Sebelumnya, Komando Pusat AS (CENTCOM) juga telah melakukan operasi di wilayah Iran selatan dengan menargetkan lokasi peluncuran rudal serta kapal-kapal Iran yang dicurigai hendak memasang ranjau laut. Rangkaian peristiwa ini pun memicu reaksi keras dari Presiden Amerika Serikat, Donald Trump.
Dalam rapat kabinet yang berlangsung hari Rabu (27/5) atau Kamis (28/5), Trump melontarkan ancaman kepada Oman terkait wacana kolaborasi negara tersebut dengan Iran untuk mengawasi perdagangan di Selat Hormuz. Menanggapi pertanyaan wartawan mengenai gagasan pengawasan bersama tersebut, Trump menegaskan bahwa Selat Hormuz adalah perairan internasional.

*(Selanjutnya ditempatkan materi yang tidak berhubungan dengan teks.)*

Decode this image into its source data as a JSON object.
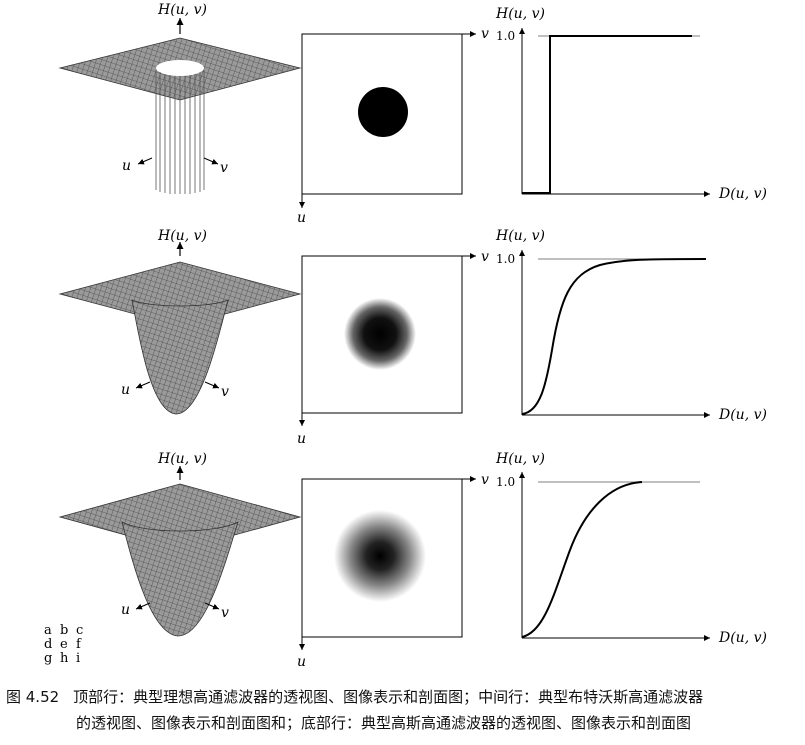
{
  "figure": {
    "rows": [
      {
        "name": "ideal",
        "perspective_axis_top": "H(u, v)",
        "perspective_axis_left": "u",
        "perspective_axis_right": "v",
        "image_axis_right": "v",
        "image_axis_down": "u",
        "profile_axis_y": "H(u, v)",
        "profile_axis_x": "D(u, v)",
        "profile_tick": "1.0"
      },
      {
        "name": "butterworth",
        "perspective_axis_top": "H(u, v)",
        "perspective_axis_left": "u",
        "perspective_axis_right": "v",
        "image_axis_right": "v",
        "image_axis_down": "u",
        "profile_axis_y": "H(u, v)",
        "profile_axis_x": "D(u, v)",
        "profile_tick": "1.0"
      },
      {
        "name": "gaussian",
        "perspective_axis_top": "H(u, v)",
        "perspective_axis_left": "u",
        "perspective_axis_right": "v",
        "image_axis_right": "v",
        "image_axis_down": "u",
        "profile_axis_y": "H(u, v)",
        "profile_axis_x": "D(u, v)",
        "profile_tick": "1.0"
      }
    ],
    "panel_letters": [
      [
        "a",
        "b",
        "c"
      ],
      [
        "d",
        "e",
        "f"
      ],
      [
        "g",
        "h",
        "i"
      ]
    ]
  },
  "caption": {
    "number": "图 4.52",
    "line1": "顶部行：典型理想高通滤波器的透视图、图像表示和剖面图；中间行：典型布特沃斯高通滤波器",
    "line2": "的透视图、图像表示和剖面图和；底部行：典型高斯高通滤波器的透视图、图像表示和剖面图"
  }
}
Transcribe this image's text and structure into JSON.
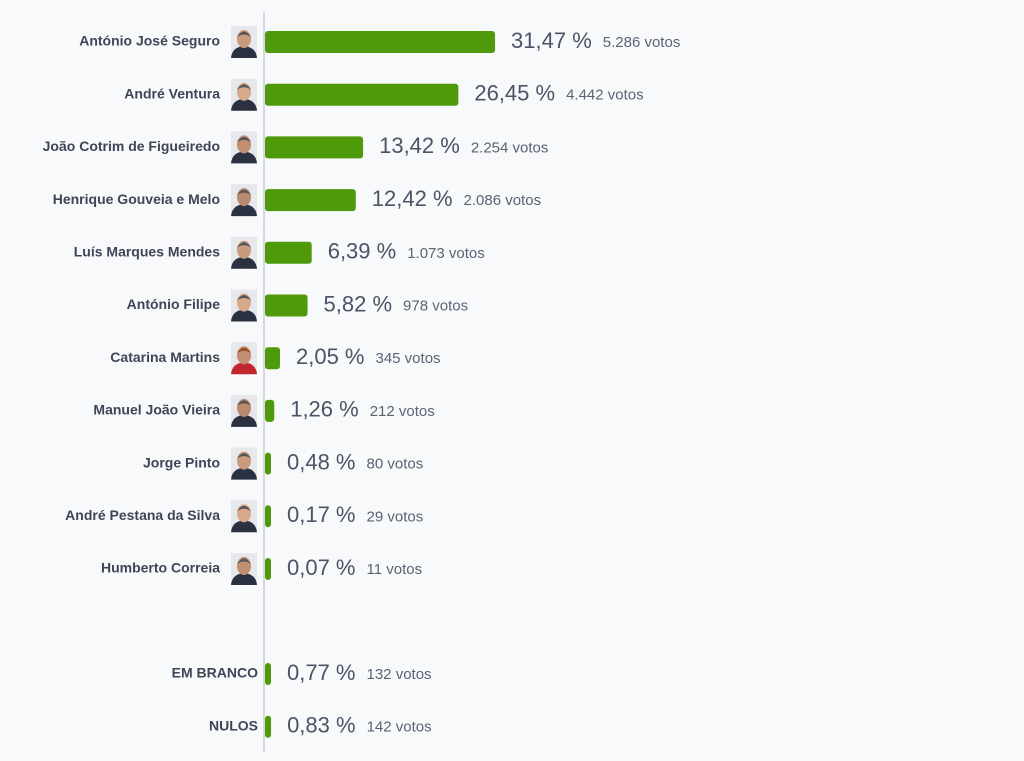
{
  "chart_data": [
    {
      "type": "bar",
      "orientation": "horizontal",
      "photos": true,
      "color": "#4f9a0a",
      "categories": [
        "António José Seguro",
        "André Ventura",
        "João Cotrim de Figueiredo",
        "Henrique Gouveia e Melo",
        "Luís Marques Mendes",
        "António Filipe",
        "Catarina Martins",
        "Manuel João Vieira",
        "Jorge Pinto",
        "André Pestana da Silva",
        "Humberto Correia"
      ],
      "values": [
        31.47,
        26.45,
        13.42,
        12.42,
        6.39,
        5.82,
        2.05,
        1.26,
        0.48,
        0.17,
        0.07
      ],
      "value_labels": [
        "31,47 %",
        "26,45 %",
        "13,42 %",
        "12,42 %",
        "6,39 %",
        "5,82 %",
        "2,05 %",
        "1,26 %",
        "0,48 %",
        "0,17 %",
        "0,07 %"
      ],
      "vote_labels": [
        "5.286 votos",
        "4.442 votos",
        "2.254 votos",
        "2.086 votos",
        "1.073 votos",
        "978 votos",
        "345 votos",
        "212 votos",
        "80 votos",
        "29 votos",
        "11 votos"
      ]
    },
    {
      "type": "bar",
      "orientation": "horizontal",
      "photos": false,
      "color": "#4f9a0a",
      "categories": [
        "EM BRANCO",
        "NULOS"
      ],
      "values": [
        0.77,
        0.83
      ],
      "value_labels": [
        "0,77 %",
        "0,83 %"
      ],
      "vote_labels": [
        "132 votos",
        "142 votos"
      ]
    }
  ]
}
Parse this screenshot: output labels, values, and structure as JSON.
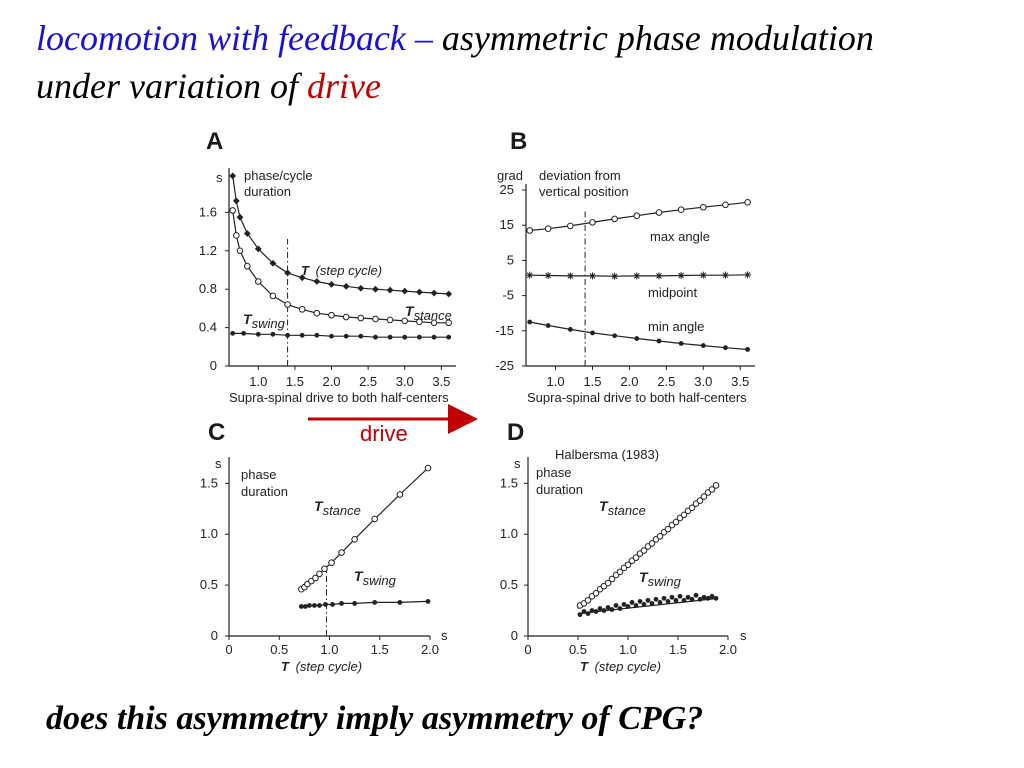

“Tidak ada yang akan mengendalikannya. Itu perairan internasional, dan Oman harus berperilaku seperti negara lainnya, atau kita harus menindaknya,” tegas Trump seperti dilansir Al Jazeera. Meski sebelumnya sempat menyebut bahwa komunikasi dengan Iran berjalan cukup baik, Trump tetap memberikan peringatan akan adanya potensi serangan baru apabila perundingan diplomatik kedua negara gagal mencapai kesepakatan.
Ringkasan
Ketegangan di Timur Tengah kembali meningkat setelah Korps Garda Revolusi Islam (IRGC) melancarkan serangan balasan terhadap pangkalan udara Amerika Serikat di Kuwait pada Kamis (27/5). Aksi ini diklaim sebagai peringatan keras menyusul tindakan militer AS yang sebelumnya menyerang stasiun kendali drone Iran di Bandar Abbas serta menembak jatuh pesawat nirawak di wilayah tersebut. Pihak militer Kuwait merespons ancaman ini dengan mengaktifkan sistem pertahanan udara guna menghadapi potensi serangan lanjutan.
Eskalasi ini memicu reaksi tegas dari Presiden Amerika Serikat, Donald Trump, yang menegaskan bahwa Selat Hormuz merupakan perairan internasional yang tidak boleh dikuasai pihak mana pun. Trump memperingatkan negara-negara lain, termasuk Oman, agar tidak bekerja sama dengan Iran dalam pengawasan jalur pelayaran tersebut. Meski komunikasi diplomatik sempat terjalin, ancaman serangan baru tetap terbuka jika kesepakatan antara kedua negara gagal tercapai.